If countries specialize in what they produce, the whole world can reap the benefits. It is a simple message of enormous power, promising both greater riches and more freedom.
As a subject of theoretical concern, free trade leads into the inner sanctum of economic theorizing. Belief in the gains to be secured through free trade, on the basis of established or constructed comparative advantage, has long been recognized as one of the most counterintuitive and characteristic of the notions of economics. It is a conception embodying the most pervasive theme in economic analysis: the idea of exchange, for reciprocal benefit, among specialized producers in a division of labor and of the market as a form of cooperation among strangers who are neither friends nor enemies and who need only the cold calculus of interest to establish a common practical bond. The deepest source of the appeal of free trade arises from the conviction that it is not a device but rather, as Alfred Marshall claimed, the absence of any device.
As an issue of practical significance, free trade stands in the middle of contemporary debates about globalization: the emergent world trading system is as much the centerpiece of the present regime of globalization as the doctrine of free trade is the simplest and sharpest expression of economic analysis put to practical use. If we can change what free trade means and how it is organized, we can do the same, more generally, to globalization. And if we can have globalization on our terms, rather than on those of the supposedly irresistible forces that its contemporary form is claimed to represent, all bets are off: we are freer than we suppose to rethink and to reconstruct.
The doctrine of free trade, as it has been understood, is fundamentally defective. Its flaws cannot be remedied by a series of localized qualifications of analysis and policy. The alternative is not to embrace a theory justifying protectionism but rather to reject and to revise the terms on which the debate between free trade and protectionism has long taken place. Such a revision has implications for the method of economics.
The point of largest theoretical significance to emerge from my argument is that a system of free trade will be the more advantageous to those who engage in it (whether or not they are sovereign countries) if it allows them the greatest possible experimental freedom to change their practices and institutions of production. This freedom of revision, however, may conflict with what free trade has traditionally been understood to be and to require.
The point of greatest practical relevance, intimately related to that theoretical conception, is that it makes no sense to organize the world trading system around the goal of maximizing free trade, in the sense in which we are used to defining free trade. A single-minded insistence on the maximization of free trade gives too little weight to an imperative that turns out to be of vital, indeed of increasing significance: the need of every country, richer or poorer, to avoid lasting confinement to a particular place in the international division of labor and to the styles of production, the strategies of development, and the sets of institutions that may exert this confining influence.

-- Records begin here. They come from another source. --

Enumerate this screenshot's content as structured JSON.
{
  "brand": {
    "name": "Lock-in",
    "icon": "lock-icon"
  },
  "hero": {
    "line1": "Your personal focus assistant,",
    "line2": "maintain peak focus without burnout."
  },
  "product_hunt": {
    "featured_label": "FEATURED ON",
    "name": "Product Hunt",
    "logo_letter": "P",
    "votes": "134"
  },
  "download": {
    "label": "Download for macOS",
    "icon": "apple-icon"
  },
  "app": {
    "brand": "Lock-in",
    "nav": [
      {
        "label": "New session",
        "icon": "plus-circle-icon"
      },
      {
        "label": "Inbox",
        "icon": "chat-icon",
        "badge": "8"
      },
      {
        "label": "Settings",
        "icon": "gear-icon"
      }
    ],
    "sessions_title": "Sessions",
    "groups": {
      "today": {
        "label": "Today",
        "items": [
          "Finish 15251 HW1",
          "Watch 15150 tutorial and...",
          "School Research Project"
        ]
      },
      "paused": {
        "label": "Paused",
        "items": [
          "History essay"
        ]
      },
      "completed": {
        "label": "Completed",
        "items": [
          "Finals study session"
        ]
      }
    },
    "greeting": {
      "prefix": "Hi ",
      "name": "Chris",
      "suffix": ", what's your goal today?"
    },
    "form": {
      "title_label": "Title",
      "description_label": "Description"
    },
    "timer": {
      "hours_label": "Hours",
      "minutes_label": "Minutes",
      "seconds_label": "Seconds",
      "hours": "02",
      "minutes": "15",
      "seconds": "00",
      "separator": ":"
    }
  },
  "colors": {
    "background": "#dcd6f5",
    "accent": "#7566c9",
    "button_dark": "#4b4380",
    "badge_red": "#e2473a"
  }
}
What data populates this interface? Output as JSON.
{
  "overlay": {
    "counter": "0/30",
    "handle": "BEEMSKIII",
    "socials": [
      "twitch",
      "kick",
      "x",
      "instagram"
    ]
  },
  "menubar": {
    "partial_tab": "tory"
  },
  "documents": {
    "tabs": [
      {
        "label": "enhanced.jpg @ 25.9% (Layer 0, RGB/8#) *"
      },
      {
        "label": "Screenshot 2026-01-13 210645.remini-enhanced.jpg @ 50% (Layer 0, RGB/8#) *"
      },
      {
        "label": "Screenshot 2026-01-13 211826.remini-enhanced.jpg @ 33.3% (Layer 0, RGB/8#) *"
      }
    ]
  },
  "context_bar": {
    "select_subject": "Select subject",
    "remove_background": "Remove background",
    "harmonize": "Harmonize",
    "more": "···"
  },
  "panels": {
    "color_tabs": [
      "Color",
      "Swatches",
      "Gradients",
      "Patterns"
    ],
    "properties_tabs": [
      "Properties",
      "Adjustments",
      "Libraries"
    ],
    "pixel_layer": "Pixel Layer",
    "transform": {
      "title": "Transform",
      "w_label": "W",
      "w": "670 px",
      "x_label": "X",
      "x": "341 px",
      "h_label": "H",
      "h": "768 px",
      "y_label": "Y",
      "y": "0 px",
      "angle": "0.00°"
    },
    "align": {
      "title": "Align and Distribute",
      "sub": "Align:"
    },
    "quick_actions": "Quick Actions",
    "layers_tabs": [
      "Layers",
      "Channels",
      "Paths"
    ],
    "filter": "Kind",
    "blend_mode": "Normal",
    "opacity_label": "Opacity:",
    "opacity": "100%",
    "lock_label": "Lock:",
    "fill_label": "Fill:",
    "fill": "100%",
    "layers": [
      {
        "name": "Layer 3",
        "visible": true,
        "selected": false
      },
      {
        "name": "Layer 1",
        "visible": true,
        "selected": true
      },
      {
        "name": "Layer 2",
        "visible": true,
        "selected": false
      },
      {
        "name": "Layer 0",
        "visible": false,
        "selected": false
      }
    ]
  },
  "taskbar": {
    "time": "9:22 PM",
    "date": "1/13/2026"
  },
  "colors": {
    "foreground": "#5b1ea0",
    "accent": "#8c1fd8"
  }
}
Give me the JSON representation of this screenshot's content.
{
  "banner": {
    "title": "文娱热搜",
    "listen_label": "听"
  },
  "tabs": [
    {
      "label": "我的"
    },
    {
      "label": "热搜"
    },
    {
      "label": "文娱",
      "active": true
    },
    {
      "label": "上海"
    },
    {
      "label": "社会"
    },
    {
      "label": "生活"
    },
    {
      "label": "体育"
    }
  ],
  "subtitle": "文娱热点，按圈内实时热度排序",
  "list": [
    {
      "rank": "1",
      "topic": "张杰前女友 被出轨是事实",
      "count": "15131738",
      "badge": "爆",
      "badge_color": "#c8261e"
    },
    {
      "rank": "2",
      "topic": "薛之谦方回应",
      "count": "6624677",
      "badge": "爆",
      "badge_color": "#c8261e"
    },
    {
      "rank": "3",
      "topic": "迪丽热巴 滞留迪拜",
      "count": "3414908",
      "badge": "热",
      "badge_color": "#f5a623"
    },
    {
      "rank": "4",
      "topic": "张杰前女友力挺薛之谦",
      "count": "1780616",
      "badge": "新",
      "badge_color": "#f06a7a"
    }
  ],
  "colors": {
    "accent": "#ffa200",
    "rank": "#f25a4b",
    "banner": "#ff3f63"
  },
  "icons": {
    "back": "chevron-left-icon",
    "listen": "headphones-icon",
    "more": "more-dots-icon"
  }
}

If the immediate topic of this book is the contest over free trade and over the form of an open international economy, its ultimate subjects are the world division of labor and the method of economics. We cannot escape the confines of the traditional debate about free trade and protection and do justice to the possibilities of globalization without changing some of our most fundamental assumptions about market economies and the division of labor. That the future of economic growth lies with permanent innovation rather than with the coercive extraction of a social surplus, that freedom experimentally to combine people, ideas, and things must therefore be liberated from all unnecessary institutional restraints and dogmas, that the best market economy is the one that gives the greatest opportunity to the most people in the most ways, that a free economic system must be based on free labor, and that the capacity to use governmental power for the purpose of broadening opportunity can be exercised to advantage only insofar as the state ceases to be in the pocket of privileged and moneyed interestsall these are platitudes of contemporary discourse, embraced with the greatest enthusiasm by those who collaborate with the dictatorship of no alternatives under which the world is now bent.